Regina Thomas, a senior vice president of Farm Credit of Central Florida, said there are other modifications to WFRP and crop-specific policies that could make insurance more attractive.
For example, allowing farms to exclude harvesting costs from crop revenue calculations would lower WFRP premiums, she said. “Harvest costs for specialty crops are so much more than they are for grain crops,” she said.
Another issue, she said, is that WFRP premiums are higher for farms that produce a single crop, a common practice in Florida.
There are separate, commodity-specific issues that hinder sales of conventional crop insurance products. For example, blueberries are grown on bushes that are periodically replaced with new varieties. The replacements initially don't yield as much as existing varieties, reducing the farm’s Actual Production History, which determines coverage levels.
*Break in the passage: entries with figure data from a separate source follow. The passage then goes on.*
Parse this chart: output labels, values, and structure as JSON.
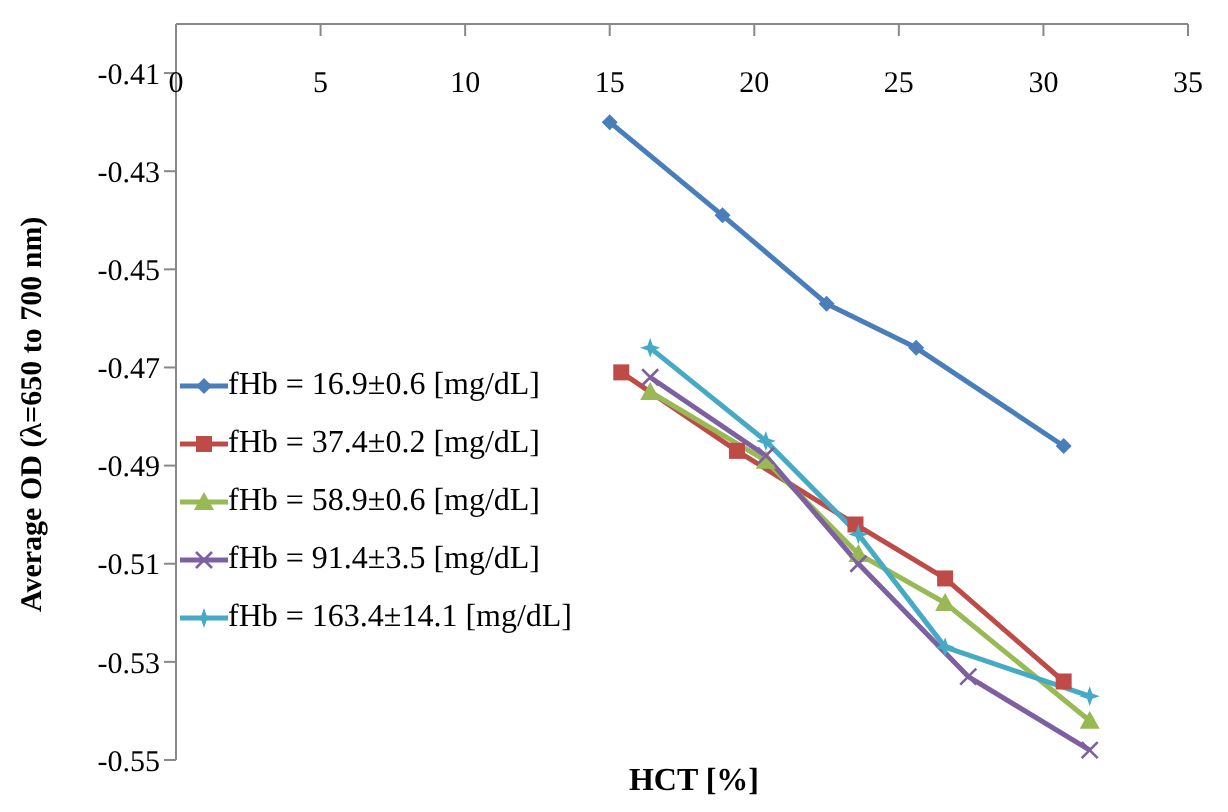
{
  "chart_data": {
    "type": "line",
    "xlabel": "HCT [%]",
    "ylabel": "Average OD (λ=650 to 700 nm)",
    "xlim": [
      0,
      35
    ],
    "xticks": [
      0,
      5,
      10,
      15,
      20,
      25,
      30,
      35
    ],
    "ylim": [
      -0.55,
      -0.4
    ],
    "yticks": [
      -0.55,
      -0.53,
      -0.51,
      -0.49,
      -0.47,
      -0.45,
      -0.43,
      -0.41
    ],
    "grid": false,
    "legend": "left",
    "line_style": "solid",
    "series": [
      {
        "name": "fHb = 16.9±0.6 [mg/dL]",
        "color": "#4a7ebb",
        "marker": "diamond",
        "x": [
          15,
          18.9,
          22.5,
          25.6,
          30.7
        ],
        "values": [
          -0.42,
          -0.439,
          -0.457,
          -0.466,
          -0.486
        ]
      },
      {
        "name": "fHb = 37.4±0.2 [mg/dL]",
        "color": "#be4b48",
        "marker": "square",
        "x": [
          15.4,
          19.4,
          23.5,
          26.6,
          30.7
        ],
        "values": [
          -0.471,
          -0.487,
          -0.502,
          -0.513,
          -0.534
        ]
      },
      {
        "name": "fHb = 58.9±0.6 [mg/dL]",
        "color": "#98b954",
        "marker": "triangle",
        "x": [
          16.4,
          20.4,
          23.6,
          26.6,
          31.6
        ],
        "values": [
          -0.475,
          -0.489,
          -0.508,
          -0.518,
          -0.542
        ]
      },
      {
        "name": "fHb = 91.4±3.5 [mg/dL]",
        "color": "#7d60a0",
        "marker": "cross",
        "x": [
          16.4,
          20.4,
          23.6,
          27.4,
          31.6
        ],
        "values": [
          -0.472,
          -0.488,
          -0.51,
          -0.533,
          -0.548
        ]
      },
      {
        "name": "fHb = 163.4±14.1 [mg/dL]",
        "color": "#46aac5",
        "marker": "star",
        "x": [
          16.4,
          20.4,
          23.6,
          26.6,
          31.6
        ],
        "values": [
          -0.466,
          -0.485,
          -0.504,
          -0.527,
          -0.537
        ]
      }
    ]
  }
}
One way to address that issue would be to allow farms to insure their crop in separate units rather than together.
Meanwhile, some fruit and vegetable growers are likely to continue pushing Congress to provide insurance that would cover losses related to outbreaks of foodborne illness.
This year, U.S. strawberry prices dropped because of an E. coli outbreak linked to organic strawberries grown in Mexico. Such losses currently aren’t insurable because they are considered preventable and not naturally caused, said Nuxoll.